Le tissu cache et soi-même se cache

Lacrima

© Christophe Raynaud de Lage

Dans « Le tissu et ses œuvres », le poète Yves Bonnefoy écrivait combien le textile était une création artistique impensée. Selon lui, on s’intéresse toujours aux tissus « pour eux-mêmes » mais jamais à leur « substrat », jamais à la beauté de celles et ceux qui s’y piquent. Caroline Guiela Nguyen s’engouffre dans ce pli historique.
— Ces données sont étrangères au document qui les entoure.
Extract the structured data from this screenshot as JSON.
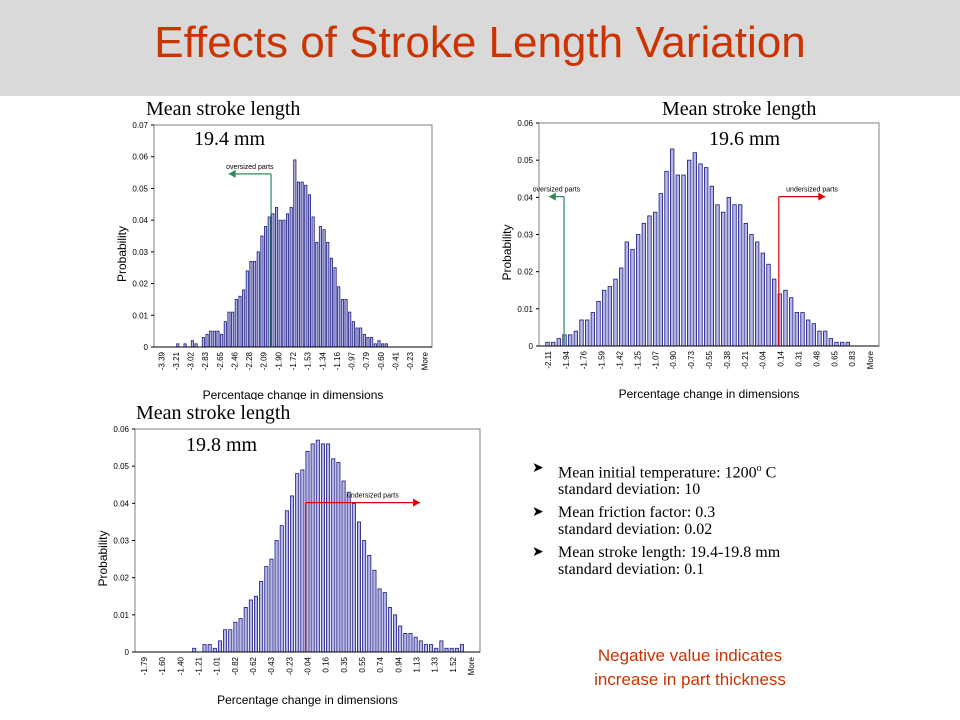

Le trajet des larmes du mythique « Saïgon » (2017) a fait place dans « Lacrima » à la trajectoire d’un tissu que les pleurs et le sang ont imbibé – un certain voile d’Alençon, reprisé des années plus tard pour la princesse d’Angleterre. Plus secrètes, comme noyées dans les interstices du spectacle, les larmes coulent finalement peu dans « Lacrima ». Avant l’acmé du mélodrame, elles sont davantage racontées qu’épanchées. Le temps du spectacle devient celui d’un patient détricotage au bout duquel elles finissent par ressurgir, en particulier sur les visages de Marion et de sa fille. Et c’est en réaction à une superstition chinoise, énoncée au dénouement, que tout le drame semble être tissé ; une croyance selon laquelle il ne faut jamais défaire un tissu au risque d’y apercevoir les pleurs profonds d’une époque. Caroline Guiela Nguyen résiste en effet à cette légende, à la loi du silence qu’elle maintient, aux corps malades et dominés des dentellièr.e.s qu’elle a fait disparaître. Et l’artiste préfère encore une fois un théâtre épique, qui feuillette sans obstacles les époques et les lieux pour mieux déplier le réel, une scène qui révèle et répare.

Aussi son geste théâtral fait-il perdre volontairement au tissu l’aura mystérieuse et la puissance cryptique qu’il a souvent eues – particulièrement dans une célèbre nouvelle de Henry James, « Le Motif dans le tapis », qui exaltait les maillages labyrinthiques. Des hauts rideaux bruts qui structurent l’espace aux tissus d’or blanc perlé, toujours présentés sans exaltation sur les grandes tables à tisser, le tissu est moins employé comme un « voile » que comme un pur témoin matériel, désacralisé, qui montre désormais davantage qu’il ne dissimule. La fiction établit un « pacte de transparence » qui résiste au tissu dramaturgique qu’elle étale au départ – Marion Nicolas elle-même, première d’atelier et dernière d’un lignage de femmes sacrifiées par l’étoffe, manifeste dès la scène inaugurale sa préférence pour un tulle « plus transparent ». Et le spectacle lui-même devient ce tulle invisible qui exècre les ombres, qui balise et explicite le récit, qui préfère l’informatif au suggestif. L’écart recherché entre le naturalisme de verre des situations initiales et les silences qui viennent les trouer – une énergie ibsénienne du dialogue dans laquelle Maud le Grévellec brille forcément – évolue peu à peu vers des échanges pleins et plus directs, où le gaslight masculin autant que les souffrances enfouies des ancêtres sont totalement démaillées.